Dr. David J. Steigmann, Department of Mechanical Engineering, University of California at Berkeley

Thursday, November 10, 2005
12:00 PM to 1:30 PM
114 Steele (CDS Library)

We use membrane theory to analyze the puncturing of a thin solid circular isotropic elastic sheet by a rigid axisymmetric indenter. A solution is obtained in which a hole is formed at the center of the sheet with an interior annulus in frictionless contact with the cylindrical surface. The contacting part is in a state of pure hoop stress with the corresponding hoop stretch exhibiting a strong singularity at the origin. Conditions are given ensuring that the solution has finite total energy and it is shown to be energetically favored over unpunctured states for transverse indenter displacements exceeding a finite critical value.

The material model used has also been shown to predict cavitation, the spontaneous formation of a traction-free hole following a sequence of uniform plane deformations of a disc of material. This is energetically preferred over uniform deformations when the material dilation reaches a critical value. This value plays the role of a material parameter. The same model is shown to accommodate puncturing.

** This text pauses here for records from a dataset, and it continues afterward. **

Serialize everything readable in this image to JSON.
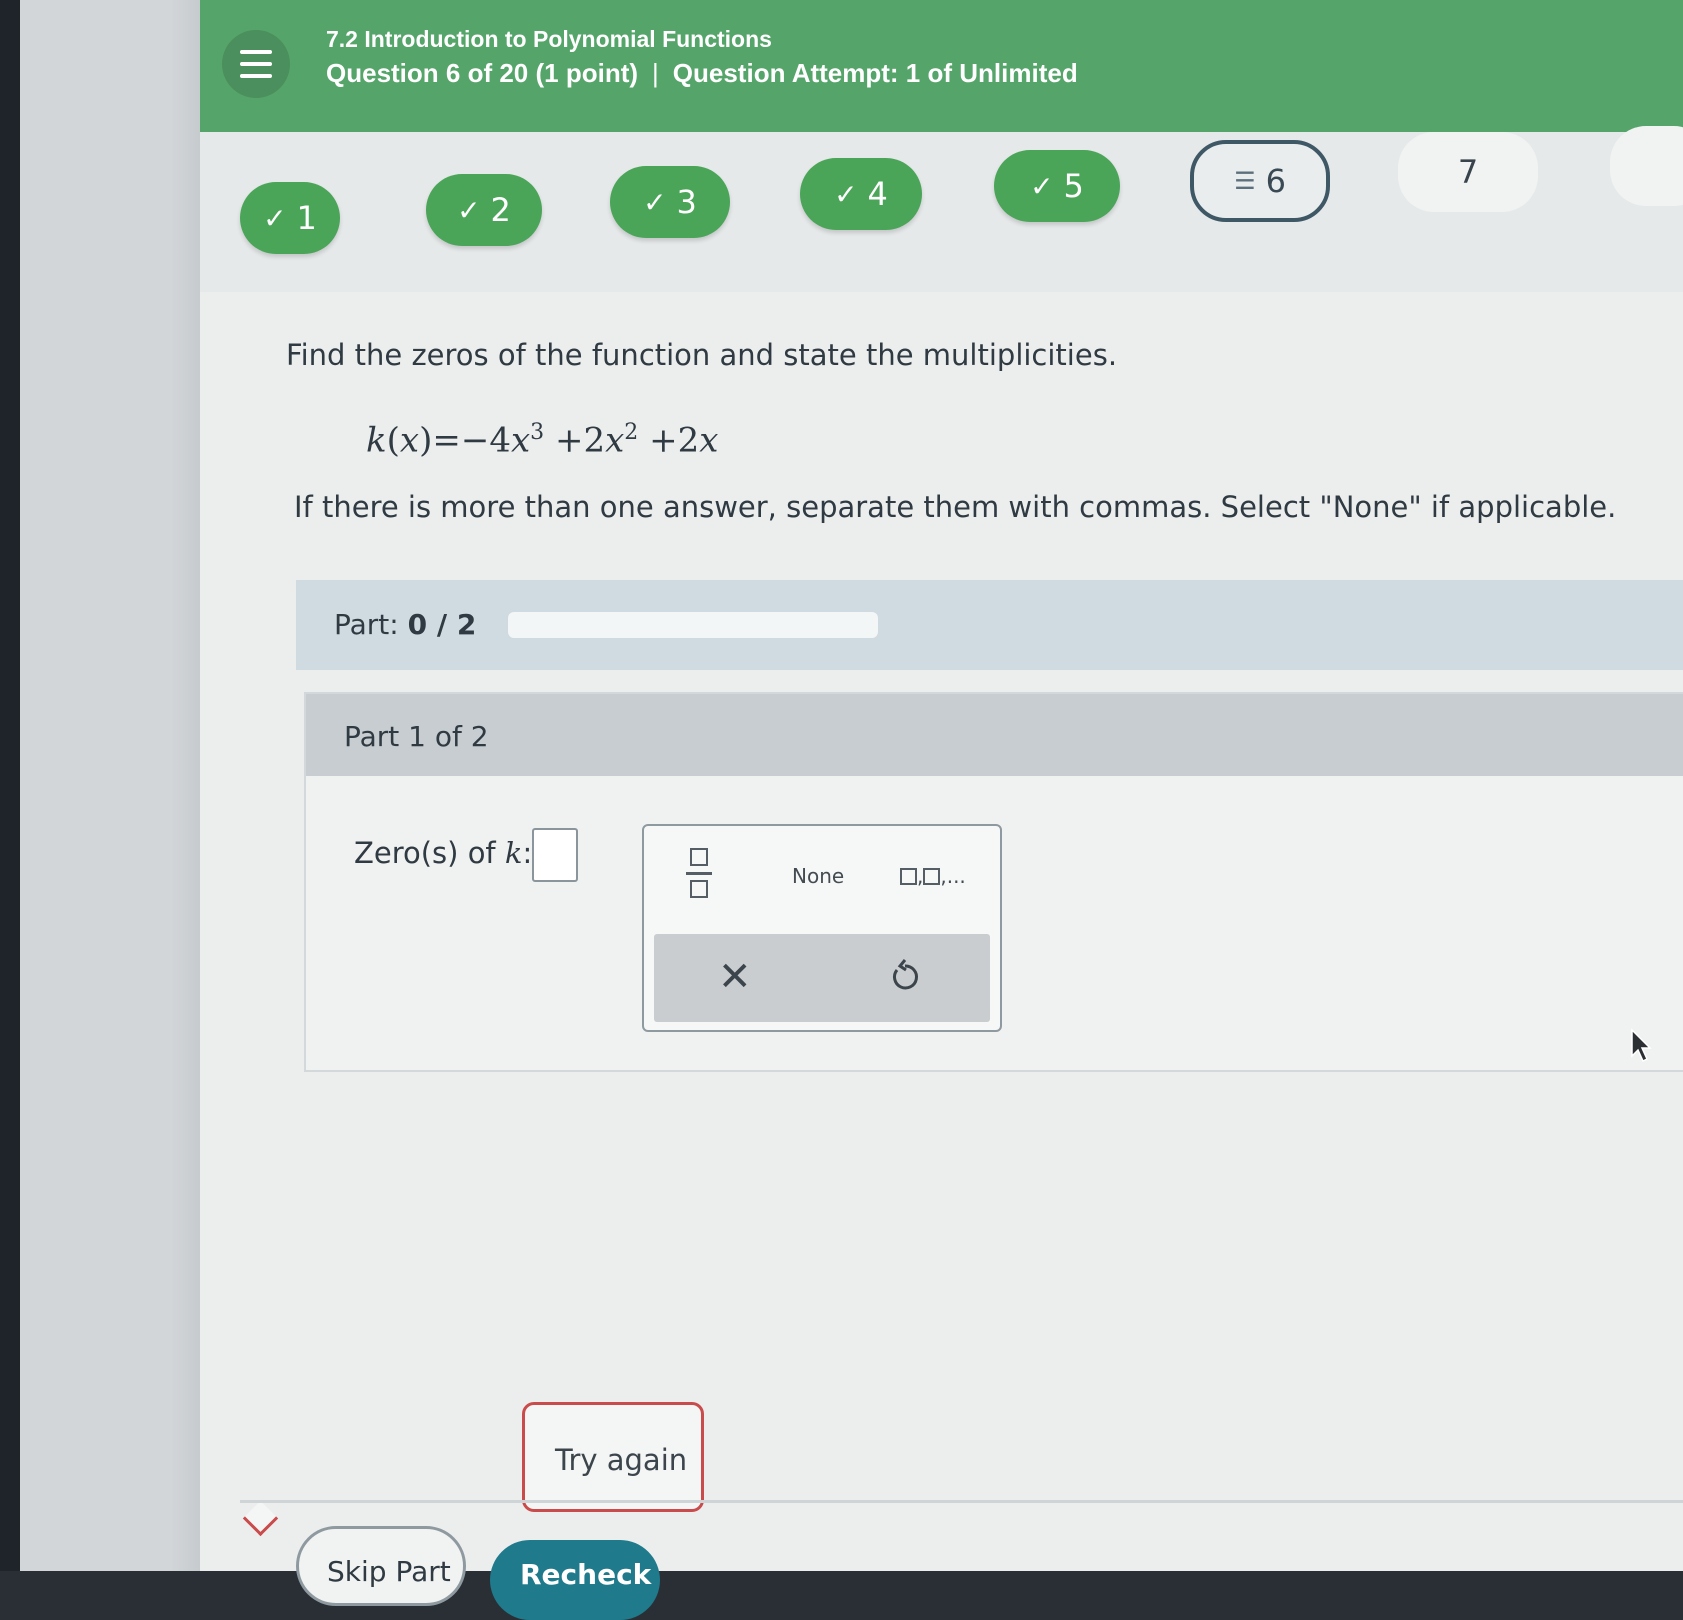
{
  "header": {
    "title": "7.2 Introduction to Polynomial Functions",
    "question_info": "Question 6 of 20 (1 point)",
    "separator": "|",
    "attempt_info": "Question Attempt: 1 of Unlimited",
    "accent_color": "#55a56a"
  },
  "question_nav": {
    "check_glyph": "✓",
    "current_glyph": "☰",
    "items": [
      {
        "label": "1",
        "state": "done"
      },
      {
        "label": "2",
        "state": "done"
      },
      {
        "label": "3",
        "state": "done"
      },
      {
        "label": "4",
        "state": "done"
      },
      {
        "label": "5",
        "state": "done"
      },
      {
        "label": "6",
        "state": "current"
      },
      {
        "label": "7",
        "state": "upcoming"
      }
    ]
  },
  "question": {
    "prompt": "Find the zeros of the function and state the multiplicities.",
    "equation": {
      "lhs": "k",
      "arg": "x",
      "eq": "=",
      "coef1": "−4",
      "exp1": "3",
      "coef2": "+2",
      "exp2": "2",
      "term3": "+2"
    },
    "instructions": "If there is more than one answer, separate them with commas. Select \"None\" if applicable."
  },
  "part_progress": {
    "label": "Part:",
    "value": "0 / 2",
    "fraction": 0
  },
  "part": {
    "heading": "Part 1 of 2",
    "answer_label": "Zero(s) of",
    "answer_var": "k",
    "answer_colon": ":",
    "answer_value": ""
  },
  "keypad": {
    "fraction_icon": "fraction-icon",
    "none_label": "None",
    "list_suffix": ",...",
    "clear_glyph": "✕",
    "undo_icon": "undo-icon"
  },
  "feedback": {
    "text": "Try again",
    "color": "#c94b4b"
  },
  "footer": {
    "skip_label": "Skip Part",
    "recheck_label": "Recheck"
  }
}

Conventional indentation is also predicted. This is the classical unilateral obstacle problem in which the membrane maintains contact with the rigid body and the deformation is continuous everywhere. Using the minimum-energy principle as a selection criterion, we show that for a monotone sequence of indenter displacements, deformations of the sheet starting from a stress-free state begin with a conventional indentation phase, followed by puncturing and eventual cavitation. This furnishes a theoretical description of a ubiquitous failure mode which has thus far received virtually no attention in the literature.